In an opinion generally favorable to the franchisor in a unit franchisee’s attempt to impose vicarious liability on the franchisor for the actions of its master franchisee, the United States District Court for the District of Massachusetts recently granted in part and denied in part a franchisor’s motion for summary judgment. Depianti v. Jan-Pro Franchising International, Inc., 2014 U.S. Dist. LEXIS 116943 (D. Mass. Aug. 22, 2014). At issue was the unit franchisee’s claims of misrepresentation and unfair and deceptive business practices based on the conduct of Jan-Pro’s master franchisee. An arbitration clause in the unit franchise agreement required claims against the master franchisee, but not against the franchisor, to be arbitrated. Thus, only the franchisor was the defendant in the case. The court applied the instrumentality test followed by a majority of courts, which imposes vicarious liability only if the franchisor controls or has a right to control “the daily conduct or operation of the particular ‘instrumentality’ or aspect of the franchisee’s business that is alleged to have caused the harm.”

Although the master franchisee may have misrepresented that it would provide the unit franchisee $100,000 worth of cleaning accounts annually, Jan-Pro neither controlled nor had a right to control this instrumentality of the claim. Jan-Pro did not control the franchise plan offered by the master franchisee from a menu of franchise plans ranging from $5,000 to $200,000 in cleaning accounts, nor did it impose a requirement on the master franchisee concerning the volume of the unit franchisees’ franchise plans.

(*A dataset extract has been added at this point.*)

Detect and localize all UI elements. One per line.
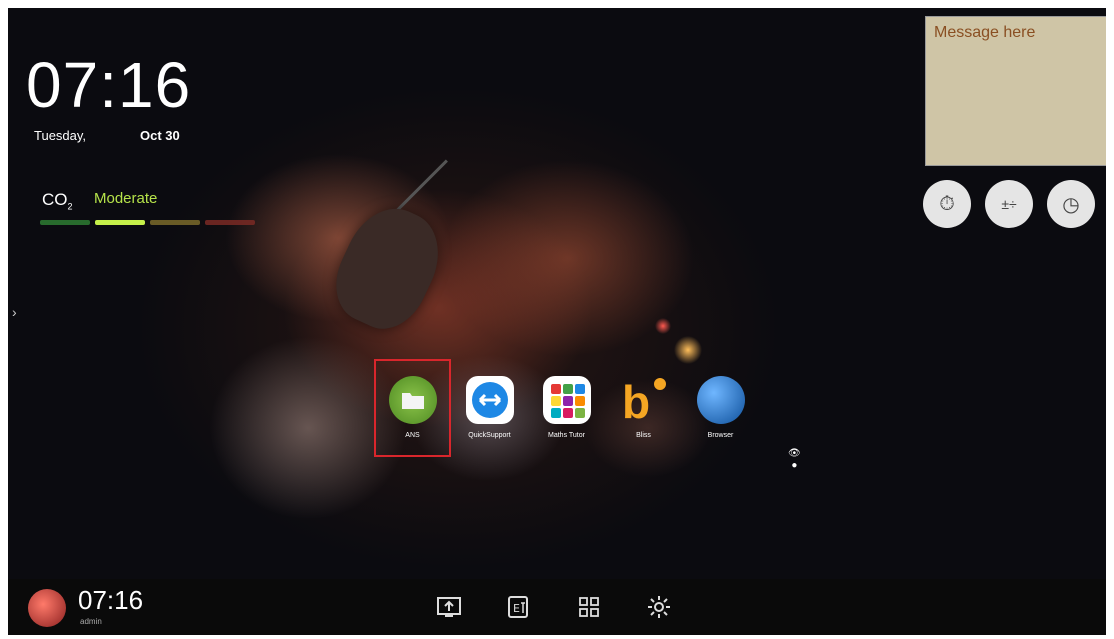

Regarding the unfair or deceptive business practices claims, the court determined that the unit franchisee may have been subject to unfair “underbidding” and to unfair terminations of cleaning accounts, but it could not conclude that Jan-Pro controlled, or had the right to control, the instrumentalities of the master franchisee’s business on these pertinent matters. The franchise contract allowed the master franchisee to set its own prices and discounts, and, in practice, the master franchisee made its own decisions on pricing and account termination decisions. However, in response to the franchisee’s claims that the amount of franchise fees charged was inherently unfair, the court determined that a reasonable fact finder could conclude that the unit franchisee’s contract with the master franchisee was inherently unfair and that Jan-Pro had the right to control that aspect of the master franchisee’s business. Jan-Pro had not argued that the unit franchisee’s contract terms were fair. The court granted Jan-Pro’s summary judgment motion on all but this last claim.